We’re all working harder than ever, juggling working from home, staying safe and healthy while balancing family commitments and tentatively restarting social lives during these pandemic-restricted times.
It can all feel a bit stressful, so we wanted to pass on some practical tips from one of our recent Team Health and Wellbeing Days. We hold a combined total of 10 Team Development and Health and Wellbeing Days each year. Since stress can prove a debilitating factor both in the workplace and individual lives, we invited wellbeing expert Gary Young of The Mindful Enterprise to teach us some basic Mindfulness and meditation exercises that we could introduce into busy lives.
The very words Mindfulness and meditation can prove anxiety-inducing for some, yet Gary’s ‘Introduction to Mindfulness’ session, conducted over Zoom, delivered easy-to-implement tools that take just a few moments to put into practice.
Taking a ‘Mindful Minute’
So how does it work? First off, Gary stresses the importance of taking, literally, a couple of minutes to help the mind become 100% present. With so many demands on our time, it can prove challenging to pull our minds back from racing ahead – worrying about incomplete ‘To Do’ lists and unopened emails. So, take a deep breath, close your eyes and breathe in from the belly then gently release the breath with full awareness of the feeling of breathing. By silently counting in time with every in-breath, we give the mind an additional point of focus which can help us to remain present with the breath – even if just for a few seconds – before the mind invariably wanders off.
Everyone’s breathing rhythm and speed is different however – as a general rule of thumb – by counting between seven and 12 breaths you’ll have completed a mindful minute with awareness of your breath. By increasing the length of the out-breath, you might to start to feel your heart rate slowing and your body becoming more relaxed.
When you open your eyes, take a moment to reflect. How did it feel just to stop and simply ‘be’? Perhaps reflect on any thoughts, feelings or sensations that arose, whether good, bad or indifferent. And take on board that you just practiced Mindfulness.
So what is Mindfulness?
According to Jon Kabat-Zinn – American Professor Emeritus of medicine and creator of the Stress Reduction Clinic and the Centre for Mindfulness in Medicine, Health Care, and Society at the University of Massachusetts Medical School – Mindfulness is:
“The awareness that arises from paying attention, on purpose, in the present moment and non-judgmentally”.
Practicing Mindfulness trains us to respond skilfully to what is happening in the present moment – in the here and now – whether that be good or bad, as opposed to reacting impulsively or worrying about what may have happened in the past or might possibly happen in the future.
Training our minds in this way may seem like yet another ‘To Do’ item, however a study by Harvard psychologists Matthew A Killingsworth and Daniel T Gilbert showed that:
“People spend 46.9 percent of their waking hours thinking about something other than what they’re doing, and this mind-wandering typically makes them unhappy.”
So, don’t we owe it ourselves to introduce simple habits that can enhance our happiness, health and wellbeing?
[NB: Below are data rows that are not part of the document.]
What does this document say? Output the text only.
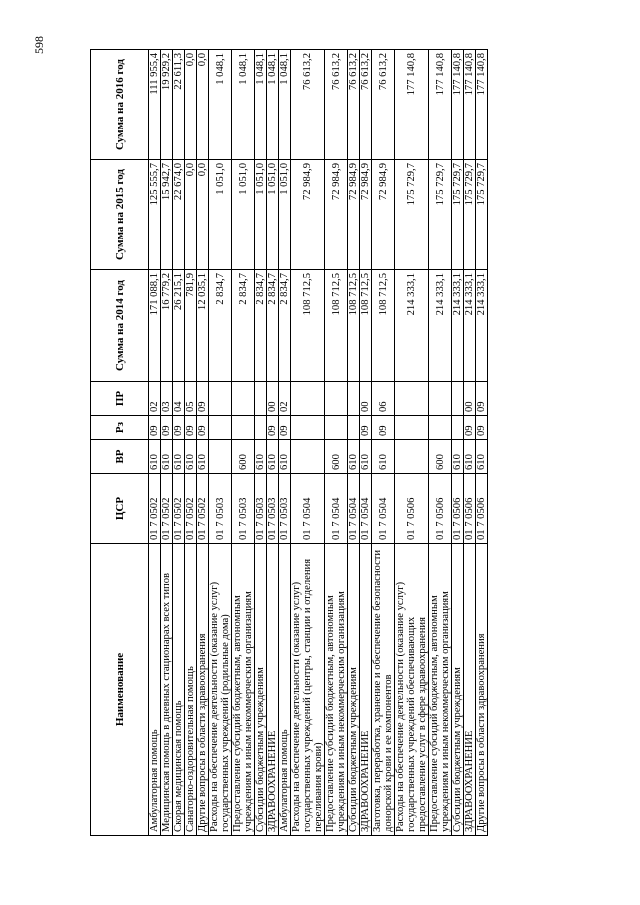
598
Наименование	ЦСР	ВР	Рз	ПР	Сумма на 2014 год	Сумма на 2015 год	Сумма на 2016 год
Амбулаторная помощь	01 7 0502	610	09	02	171 088,1	125 555,7	111 955,4
Медицинская помощь в дневных стационарах всех типов	01 7 0502	610	09	03	16 779,2	15 942,7	19 929,2
Скорая медицинская помощь	01 7 0502	610	09	04	26 215,1	22 674,0	22 611,3
Санаторно-оздоровительная помощь	01 7 0502	610	09	05	781,9	0,0	0,0
Другие вопросы в области здравоохранения	01 7 0502	610	09	09	12 035,1	0,0	0,0
Расходы на обеспечение деятельности (оказание услуг) государственных учреждений (родильные дома)	01 7 0503				2 834,7	1 051,0	1 048,1
Предоставление субсидий бюджетным, автономным учреждениям и иным некоммерческим организациям	01 7 0503	600			2 834,7	1 051,0	1 048,1
Субсидии бюджетным учреждениям	01 7 0503	610			2 834,7	1 051,0	1 048,1
ЗДРАВООХРАНЕНИЕ	01 7 0503	610	09	00	2 834,7	1 051,0	1 048,1
Амбулаторная помощь	01 7 0503	610	09	02	2 834,7	1 051,0	1 048,1
Расходы на обеспечение деятельности (оказание услуг) государственных учреждений (центры, станции и отделения переливания крови)	01 7 0504				108 712,5	72 984,9	76 613,2
Предоставление субсидий бюджетным, автономным учреждениям и иным некоммерческим организациям	01 7 0504	600			108 712,5	72 984,9	76 613,2
Субсидии бюджетным учреждениям	01 7 0504	610			108 712,5	72 984,9	76 613,2
ЗДРАВООХРАНЕНИЕ	01 7 0504	610	09	00	108 712,5	72 984,9	76 613,2
Заготовка, переработка, хранение и обеспечение безопасности донорской крови и ее компонентов	01 7 0504	610	09	06	108 712,5	72 984,9	76 613,2
Расходы на обеспечение деятельности (оказание услуг) государственных учреждений обеспечивающих предоставление услуг в сфере здравоохранения	01 7 0506				214 333,1	175 729,7	177 140,8
Предоставление субсидий бюджетным, автономным учреждениям и иным некоммерческим организациям	01 7 0506	600			214 333,1	175 729,7	177 140,8
Субсидии бюджетным учреждениям	01 7 0506	610			214 333,1	175 729,7	177 140,8
ЗДРАВООХРАНЕНИЕ	01 7 0506	610	09	00	214 333,1	175 729,7	177 140,8
Другие вопросы в области здравоохранения	01 7 0506	610	09	09	214 333,1	175 729,7	177 140,8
We think so, which is why we’re sharing this article.
Benefits of Mindfulness
Should you still be feeling somewhat sceptical, Gary Young shared this checklist outlining the benefits of regularly practicing Mindfulness:
- Increased focus and concentration (attention regulation)
- Heightened metacognitive awareness
- Reduced stress and anxiety
- Greater resilience (Improved ability to handle uncertainty and change)
- Strengthens immune system
- Improves sleep
- Less emotional reactivity (greater emotional intelligence)
- Physical pain management / reduction
Check in regularly with your breath
Gary also recommends regularly checking in with our own breathing patterns to help regulate feelings of anxiety. When we’re stressed, we can unconsciously develop a fast, shallow breathing pattern which isn’t optimal for our health. By contrast, consciously regulating our breath can help to reduce stress levels. Even taking a moment to check in whenever and whatever we’re eating for lunch, or engaging all of the senses to have a mindful eating experience. Too often, we grab a bite on the run or between calls or meetings, barely tasting the food while our minds race on what’s next from the ‘To Do’ list.
Mindfulness may feel like common sense, and much of it may be, however our entire team has felt the benefits of introducing mindfulness into our lives, thus we hope it can help to deliver positive results for you, too.